In order to keep Fernandes incarcerated until sentencing, Libby presented the judge with an unexpected justification: Mr. Fernandez might be involved in an automobile accident and be unable to attend sentence. We know he will be there since he is safe in the jail, but there are many other things that need him besides his family and his job. We are aware that he is not leaving. It wasn’t until then that she informed the judge that Fernandes had left the victim hurt on the side of the road, and that the victim had been hospitalized for over a month and was unable to work for longer.

Like nearly every criminal we have tried in court, he must be held pending sentencing, according to Libby.

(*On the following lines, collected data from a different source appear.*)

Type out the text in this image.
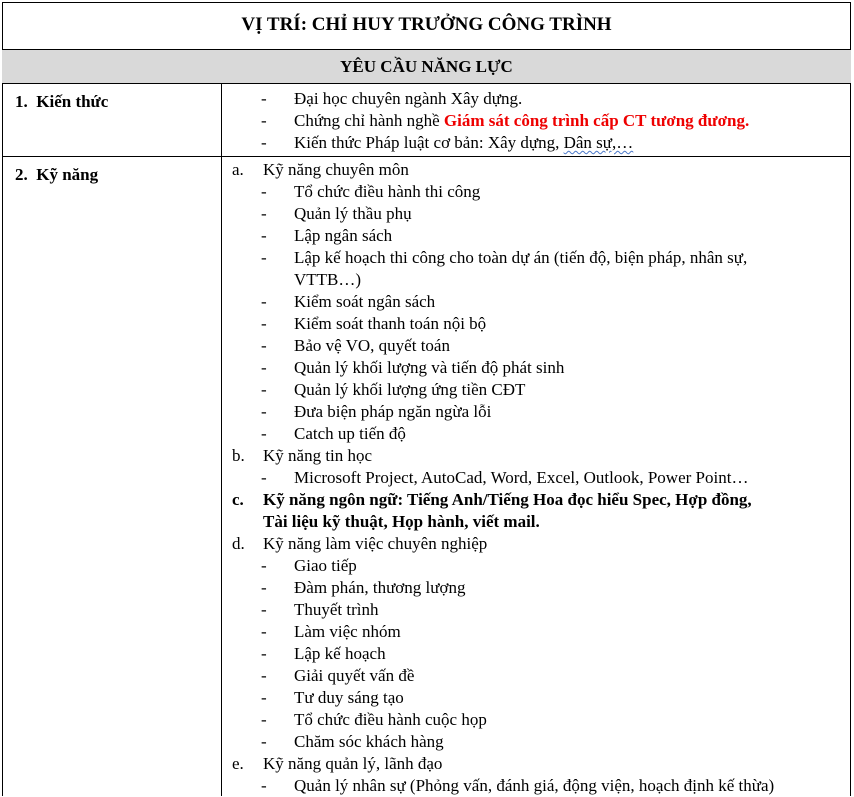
VỊ TRÍ: CHỈ HUY TRƯỞNG CÔNG TRÌNH
YÊU CẦU NĂNG LỰC
1. Kiến thức	- Đại học chuyên ngành Xây dựng.
- Chứng chỉ hành nghề Giám sát công trình cấp CT tương đương.
- Kiến thức Pháp luật cơ bản: Xây dựng, Dân sự,…
2. Kỹ năng	a. Kỹ năng chuyên môn
- Tổ chức điều hành thi công
- Quản lý thầu phụ
- Lập ngân sách
- Lập kế hoạch thi công cho toàn dự án (tiến độ, biện pháp, nhân sự,
VTTB…)
- Kiểm soát ngân sách
- Kiểm soát thanh toán nội bộ
- Bảo vệ VO, quyết toán
- Quản lý khối lượng và tiến độ phát sinh
- Quản lý khối lượng ứng tiền CĐT
- Đưa biện pháp ngăn ngừa lỗi
- Catch up tiến độ
b. Kỹ năng tin học
- Microsoft Project, AutoCad, Word, Excel, Outlook, Power Point…
c. Kỹ năng ngôn ngữ: Tiếng Anh/Tiếng Hoa đọc hiểu Spec, Hợp đồng,
Tài liệu kỹ thuật, Họp hành, viết mail.
d. Kỹ năng làm việc chuyên nghiệp
- Giao tiếp
- Đàm phán, thương lượng
- Thuyết trình
- Làm việc nhóm
- Lập kế hoạch
- Giải quyết vấn đề
- Tư duy sáng tạo
- Tổ chức điều hành cuộc họp
- Chăm sóc khách hàng
e. Kỹ năng quản lý, lãnh đạo
- Quản lý nhân sự (Phỏng vấn, đánh giá, động viện, hoạch định kế thừa)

The trial had been presided over by Perkins. The motion for bail did not surprise him. However, it didn’t make him reconsider. He denied it. According to Perkins, sentence is really the greater story. In contrast to what we’re discussing, the few weeks that separate us from sentence are insignificant.

According to Perkins, he was anticipating three very different requests: probation from the defense, no prison time, and prison time from the prosecution. He was not contradicted by the lawyers. After the pre-sentence investigation (PSI) is completed, he left open the prospect of moving the sentencing hearing to an earlier time. A PSI is a thorough criminal, career, and personal background that may affect the length of a sentence.